Understanding the Invariancy of Space-Time Interval Equations with Mathematical Proof!!!
In the last article, I explained about Lorentz Transformation in a very simple way and in this article, we are going use that beast.
In this article, I going to explain the invariancy of Spacetime
interval equations in a mathematical way.
But before you continue, you have to read my articles on Introduction to Space-Time and Lorentz Transformation to understand this article in a better
way.
Let’s get started….
As I have explained in my article on Introduction to Space-time, as it
sounds, made up of two critical words, space and time. Space, as per the
traditional physics, represents the 3-dimensional coordinate system of our
universe. Scientists before Einstein believed that our universe is limited to
these 3 coordinates (x, y and z-axis) and the universe according to this
convention is called Newtonian. But, in 1905, Einstein showed in his Special
Theory of relativity that time is also an integral factor. Well, it was not
before 1908, when one of the Einstein’s own professor and renowned physicist
Herman Minkowski proposed the concept of the union of space and time as a way to
reformulate Special Relativity and by this way, the concept of space-time was
born.
To derive the equations to prove its invariancy, we need to understand
the above picture. Here in this picture, there are two coordinate systems, S
and S’. Space and time coordinate of S are x, y, z and t, and for S’ they
are x’, y’, z’ and t’.
Now, suppose, in the course of motion of S’ relative to S in the
x-direction with a speed v, a flash of light is emitted at the origins of S and
S’ when they were just coincident. Let’s identify that instant as t=0=t’.

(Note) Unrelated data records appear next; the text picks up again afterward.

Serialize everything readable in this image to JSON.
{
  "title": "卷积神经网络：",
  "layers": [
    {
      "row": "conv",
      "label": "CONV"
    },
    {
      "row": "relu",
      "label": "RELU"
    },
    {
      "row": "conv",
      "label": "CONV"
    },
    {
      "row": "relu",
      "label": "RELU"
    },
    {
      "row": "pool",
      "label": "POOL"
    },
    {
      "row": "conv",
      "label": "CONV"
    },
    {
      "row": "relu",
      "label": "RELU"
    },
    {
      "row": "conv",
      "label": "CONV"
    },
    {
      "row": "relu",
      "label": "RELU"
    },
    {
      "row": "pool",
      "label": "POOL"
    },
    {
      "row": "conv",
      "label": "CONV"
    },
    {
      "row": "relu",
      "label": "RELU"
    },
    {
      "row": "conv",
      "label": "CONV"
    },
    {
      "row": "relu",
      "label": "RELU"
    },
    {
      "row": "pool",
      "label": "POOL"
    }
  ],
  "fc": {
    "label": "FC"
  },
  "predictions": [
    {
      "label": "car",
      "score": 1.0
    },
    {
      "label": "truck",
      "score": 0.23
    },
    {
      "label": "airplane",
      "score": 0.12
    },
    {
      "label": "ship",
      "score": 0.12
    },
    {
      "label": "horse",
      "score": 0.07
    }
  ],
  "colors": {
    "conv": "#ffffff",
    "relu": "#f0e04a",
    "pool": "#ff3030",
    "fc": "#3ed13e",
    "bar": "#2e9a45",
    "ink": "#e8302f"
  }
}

Using this picture, I derived the Lorentz transformation equations in
my Introduction to Lorentz Transformation article and in this article, we are going
to find the space-time interval equation using it.
Proof of Invariancy
As we all know,
Time = Distance / Velocity
t = √ (x² + y² + z²) / c
c² t² = x² + y² + z² (1)
Distance = √ (x² + y² + z²), because it has 3 axes.
Now, to prove invariancy, we need to show,
x² + y² + z² – c² t² = x’² + y’²+ z’² – c² t’² (2)
Why??? Because invariancy means in every condition, the space-time
interval equation in both S and S’ will be equal. Which means that we can write
the space-time interval equation for S and S’ plane and equate them as we did
in equation 2.
Now, proving LHS = RHS,
Where, LHS = x² + y² + z² – c² t² (space-time interval equation in S plane)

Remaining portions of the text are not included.